I wasn’t the only one to know him, to tell you the truth: everybody in town knew about him. Newsvendors, especially. They used to meet him every day, because his mornings began with the purchase of a newspaper.
He didn’t have a favorite one. As every newsvendor confirmed, the only thing that mattered was that they reported news, from all over the world. His ‘ritual’ was about getting to the newsstand early, choosing from the exhibitors, paying cash, talking to those who passed by. He was kind, he was gentle. We know very little about him because his attitude led him to listen, rather then speaking about himself. He appreciated being open to people he didn’t know and passed by.
The odd man loved reading the news on a bench nearby. This was another thing that caught the town’s curiosity: even if he left very few traces behind, he wanted to know – a part of him wanted it for sure – that somebody was there to take care of him with the eyes, even if for a short time.
Those who managed to spend some time with him, realized that he didn’t simply read with interest: he was literally moved by words. He left traces close to whatever caught his attention, he was interested in a lot of things!
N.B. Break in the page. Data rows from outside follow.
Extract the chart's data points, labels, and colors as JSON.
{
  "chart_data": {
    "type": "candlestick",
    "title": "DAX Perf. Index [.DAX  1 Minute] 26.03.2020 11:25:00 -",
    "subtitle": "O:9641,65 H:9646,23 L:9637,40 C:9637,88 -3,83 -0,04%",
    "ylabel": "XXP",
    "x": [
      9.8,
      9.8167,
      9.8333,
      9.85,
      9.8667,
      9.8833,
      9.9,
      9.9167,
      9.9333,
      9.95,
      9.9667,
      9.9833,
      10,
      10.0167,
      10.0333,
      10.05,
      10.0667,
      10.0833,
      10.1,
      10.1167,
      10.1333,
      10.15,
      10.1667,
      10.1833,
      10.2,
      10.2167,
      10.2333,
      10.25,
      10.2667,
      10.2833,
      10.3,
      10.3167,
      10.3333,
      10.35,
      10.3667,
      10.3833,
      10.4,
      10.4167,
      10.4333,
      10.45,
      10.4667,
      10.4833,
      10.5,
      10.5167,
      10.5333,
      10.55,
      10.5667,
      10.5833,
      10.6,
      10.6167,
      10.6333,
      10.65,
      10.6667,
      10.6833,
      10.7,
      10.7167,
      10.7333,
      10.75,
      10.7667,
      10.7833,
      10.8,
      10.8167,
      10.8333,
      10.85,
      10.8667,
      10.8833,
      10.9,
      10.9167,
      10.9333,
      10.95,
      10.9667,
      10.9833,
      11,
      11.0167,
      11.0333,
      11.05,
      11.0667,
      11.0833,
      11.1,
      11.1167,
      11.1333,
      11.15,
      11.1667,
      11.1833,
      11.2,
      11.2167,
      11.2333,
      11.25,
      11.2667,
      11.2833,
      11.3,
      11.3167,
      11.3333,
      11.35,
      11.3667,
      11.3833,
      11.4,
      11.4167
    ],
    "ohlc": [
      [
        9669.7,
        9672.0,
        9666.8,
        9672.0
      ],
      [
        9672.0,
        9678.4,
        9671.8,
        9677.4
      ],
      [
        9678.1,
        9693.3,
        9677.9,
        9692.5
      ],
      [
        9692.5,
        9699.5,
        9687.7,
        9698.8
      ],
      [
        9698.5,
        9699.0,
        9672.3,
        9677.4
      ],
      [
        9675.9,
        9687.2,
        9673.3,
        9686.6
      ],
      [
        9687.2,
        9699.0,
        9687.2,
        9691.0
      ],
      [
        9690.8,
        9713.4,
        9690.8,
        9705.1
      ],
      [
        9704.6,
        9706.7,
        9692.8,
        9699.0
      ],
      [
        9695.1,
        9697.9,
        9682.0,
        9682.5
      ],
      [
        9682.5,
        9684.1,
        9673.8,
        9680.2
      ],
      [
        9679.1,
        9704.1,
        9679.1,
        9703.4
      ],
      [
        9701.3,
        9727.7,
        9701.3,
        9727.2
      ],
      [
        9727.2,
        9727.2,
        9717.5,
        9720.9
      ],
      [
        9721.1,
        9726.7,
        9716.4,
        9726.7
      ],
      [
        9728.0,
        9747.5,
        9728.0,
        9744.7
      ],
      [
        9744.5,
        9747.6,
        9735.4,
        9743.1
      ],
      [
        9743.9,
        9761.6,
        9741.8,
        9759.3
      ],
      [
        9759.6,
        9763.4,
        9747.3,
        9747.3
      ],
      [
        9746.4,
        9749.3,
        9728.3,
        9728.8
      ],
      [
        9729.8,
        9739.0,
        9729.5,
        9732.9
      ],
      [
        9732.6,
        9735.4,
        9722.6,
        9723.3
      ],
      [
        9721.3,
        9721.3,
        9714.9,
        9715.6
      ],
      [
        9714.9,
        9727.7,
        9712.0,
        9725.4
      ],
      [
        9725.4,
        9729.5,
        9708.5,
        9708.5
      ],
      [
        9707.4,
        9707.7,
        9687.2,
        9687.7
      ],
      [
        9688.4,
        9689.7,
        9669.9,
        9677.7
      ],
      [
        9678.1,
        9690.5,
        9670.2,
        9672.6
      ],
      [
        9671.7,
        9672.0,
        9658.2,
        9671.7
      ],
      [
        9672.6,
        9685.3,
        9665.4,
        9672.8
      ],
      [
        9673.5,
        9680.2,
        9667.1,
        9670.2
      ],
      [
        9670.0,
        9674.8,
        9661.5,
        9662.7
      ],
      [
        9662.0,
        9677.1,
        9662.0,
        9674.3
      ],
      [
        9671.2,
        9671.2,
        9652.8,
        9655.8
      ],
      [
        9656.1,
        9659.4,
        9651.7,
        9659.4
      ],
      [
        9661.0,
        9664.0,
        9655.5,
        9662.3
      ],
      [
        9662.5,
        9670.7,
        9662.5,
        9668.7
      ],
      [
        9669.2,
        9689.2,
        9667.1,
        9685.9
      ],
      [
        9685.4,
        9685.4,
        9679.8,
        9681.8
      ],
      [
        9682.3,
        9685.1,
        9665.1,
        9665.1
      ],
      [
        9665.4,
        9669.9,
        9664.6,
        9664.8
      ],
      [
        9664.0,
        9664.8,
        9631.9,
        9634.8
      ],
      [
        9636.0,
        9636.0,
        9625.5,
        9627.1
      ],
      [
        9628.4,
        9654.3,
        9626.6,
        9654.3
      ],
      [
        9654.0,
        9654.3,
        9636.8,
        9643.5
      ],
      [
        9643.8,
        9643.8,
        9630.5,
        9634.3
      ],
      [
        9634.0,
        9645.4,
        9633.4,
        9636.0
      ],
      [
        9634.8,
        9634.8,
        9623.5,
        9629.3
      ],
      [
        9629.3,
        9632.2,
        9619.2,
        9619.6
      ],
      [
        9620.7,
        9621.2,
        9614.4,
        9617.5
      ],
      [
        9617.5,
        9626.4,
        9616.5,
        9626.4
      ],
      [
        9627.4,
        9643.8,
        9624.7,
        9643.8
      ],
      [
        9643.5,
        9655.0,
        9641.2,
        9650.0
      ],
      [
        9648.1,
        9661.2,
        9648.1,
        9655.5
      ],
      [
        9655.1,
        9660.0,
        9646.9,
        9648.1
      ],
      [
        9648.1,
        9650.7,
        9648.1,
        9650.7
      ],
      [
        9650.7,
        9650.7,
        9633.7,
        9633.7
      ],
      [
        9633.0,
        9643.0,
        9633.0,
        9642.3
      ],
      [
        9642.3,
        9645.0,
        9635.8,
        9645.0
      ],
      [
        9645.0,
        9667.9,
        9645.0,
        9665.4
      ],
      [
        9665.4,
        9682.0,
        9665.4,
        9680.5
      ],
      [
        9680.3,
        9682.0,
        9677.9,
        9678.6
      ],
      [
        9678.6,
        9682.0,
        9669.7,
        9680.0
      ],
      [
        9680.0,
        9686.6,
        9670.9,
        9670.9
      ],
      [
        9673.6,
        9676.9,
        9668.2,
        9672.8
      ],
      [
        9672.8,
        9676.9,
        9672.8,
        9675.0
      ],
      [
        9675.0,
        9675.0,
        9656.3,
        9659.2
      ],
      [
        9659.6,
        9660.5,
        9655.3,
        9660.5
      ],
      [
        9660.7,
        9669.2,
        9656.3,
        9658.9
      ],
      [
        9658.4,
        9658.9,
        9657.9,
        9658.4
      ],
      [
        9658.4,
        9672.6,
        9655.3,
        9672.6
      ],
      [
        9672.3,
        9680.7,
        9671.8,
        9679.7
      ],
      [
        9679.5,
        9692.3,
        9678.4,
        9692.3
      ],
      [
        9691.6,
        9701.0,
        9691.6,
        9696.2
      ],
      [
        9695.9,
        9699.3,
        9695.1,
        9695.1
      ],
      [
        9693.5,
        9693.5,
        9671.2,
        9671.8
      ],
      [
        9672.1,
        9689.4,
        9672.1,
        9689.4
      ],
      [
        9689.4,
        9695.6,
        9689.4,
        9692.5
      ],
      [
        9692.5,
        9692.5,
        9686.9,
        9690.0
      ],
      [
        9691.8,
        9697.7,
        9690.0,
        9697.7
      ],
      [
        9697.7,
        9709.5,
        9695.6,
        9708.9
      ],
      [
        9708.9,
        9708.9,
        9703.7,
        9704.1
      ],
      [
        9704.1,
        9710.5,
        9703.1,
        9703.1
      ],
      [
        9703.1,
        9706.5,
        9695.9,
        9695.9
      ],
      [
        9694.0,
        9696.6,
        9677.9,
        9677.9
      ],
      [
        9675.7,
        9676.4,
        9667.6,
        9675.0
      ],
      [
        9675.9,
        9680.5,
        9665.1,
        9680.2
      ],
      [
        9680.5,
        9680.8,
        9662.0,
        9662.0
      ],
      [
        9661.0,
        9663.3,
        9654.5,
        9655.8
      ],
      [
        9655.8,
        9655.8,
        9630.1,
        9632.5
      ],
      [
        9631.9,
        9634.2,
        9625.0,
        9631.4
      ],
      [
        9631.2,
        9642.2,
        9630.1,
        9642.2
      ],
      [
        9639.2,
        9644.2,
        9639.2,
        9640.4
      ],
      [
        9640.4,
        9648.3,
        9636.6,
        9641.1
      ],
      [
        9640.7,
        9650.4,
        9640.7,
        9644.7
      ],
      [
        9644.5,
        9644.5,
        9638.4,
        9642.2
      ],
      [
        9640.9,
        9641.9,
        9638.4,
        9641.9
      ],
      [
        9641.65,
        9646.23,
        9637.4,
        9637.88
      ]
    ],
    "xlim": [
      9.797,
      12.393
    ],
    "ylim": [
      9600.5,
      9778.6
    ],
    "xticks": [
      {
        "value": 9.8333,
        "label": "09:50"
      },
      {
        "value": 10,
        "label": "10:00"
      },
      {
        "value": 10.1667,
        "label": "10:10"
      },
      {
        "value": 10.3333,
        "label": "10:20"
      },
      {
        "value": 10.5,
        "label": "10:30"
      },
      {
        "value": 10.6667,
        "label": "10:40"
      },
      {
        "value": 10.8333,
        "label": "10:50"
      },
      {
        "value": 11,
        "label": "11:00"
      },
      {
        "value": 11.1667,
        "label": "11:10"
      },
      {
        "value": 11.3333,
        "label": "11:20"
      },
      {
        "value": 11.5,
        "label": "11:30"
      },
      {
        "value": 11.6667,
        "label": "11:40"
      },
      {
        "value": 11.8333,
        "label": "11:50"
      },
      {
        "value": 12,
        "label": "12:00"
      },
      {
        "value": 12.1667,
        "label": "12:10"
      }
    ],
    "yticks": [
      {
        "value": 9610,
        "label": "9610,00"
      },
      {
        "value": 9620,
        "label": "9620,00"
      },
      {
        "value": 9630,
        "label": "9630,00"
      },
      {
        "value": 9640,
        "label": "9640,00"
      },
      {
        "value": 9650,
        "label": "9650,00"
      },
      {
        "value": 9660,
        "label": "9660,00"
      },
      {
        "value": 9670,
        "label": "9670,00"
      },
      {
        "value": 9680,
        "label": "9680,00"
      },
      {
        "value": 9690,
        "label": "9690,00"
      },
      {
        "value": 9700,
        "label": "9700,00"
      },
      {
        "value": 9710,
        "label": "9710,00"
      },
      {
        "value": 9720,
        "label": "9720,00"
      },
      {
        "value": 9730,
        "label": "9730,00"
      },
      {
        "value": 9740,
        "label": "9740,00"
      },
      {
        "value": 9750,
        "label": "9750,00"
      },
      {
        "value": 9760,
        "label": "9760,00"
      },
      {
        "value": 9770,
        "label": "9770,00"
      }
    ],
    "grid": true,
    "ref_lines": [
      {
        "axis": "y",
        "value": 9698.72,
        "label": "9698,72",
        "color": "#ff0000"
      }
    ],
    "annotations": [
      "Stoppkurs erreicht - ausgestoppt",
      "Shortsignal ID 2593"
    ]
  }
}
He dog-eared and ripped pages. He was mainly into foreign news, coming from abroad, maybe related to those countries he dreamt to visit. They said that he never left this little town for family reasons. Maybe they were not simple newspapers to him, they were maps thanks to which he could dream about trips.
I knew an odd man.
We all used to name him this way, until the day we couldn’t see him again. That’s right. No person, no newsvendor, nobody in town has known about him anymore, from one day to another.
The rumor about his disappearance spread immediately, of course: newspaper sales plunged all of a sudden!
Where is he? What happened to him? streets whispered.
At a certain moment we had an inevitable idea: to search for him near the benches he loved to sit on. We never found him. No traces at all, except a newspaper – maybe the last one he bought, maybe the last one he read. A newspaper with a wooden stick among the pages, a bear-shaped bookmark that was very different from the rigorous way he used to look like.
The wooden rectangle was lying not on a printed news, not on a report, but on a big colored picture. It was the advertising of a cruise ship: a palm shaken by the wind in the foreground, the ocean in the background, red and yellow characters everywhere.
I used to know an odd man, we all used to know him.
Then he left one day, he went to discover the sea.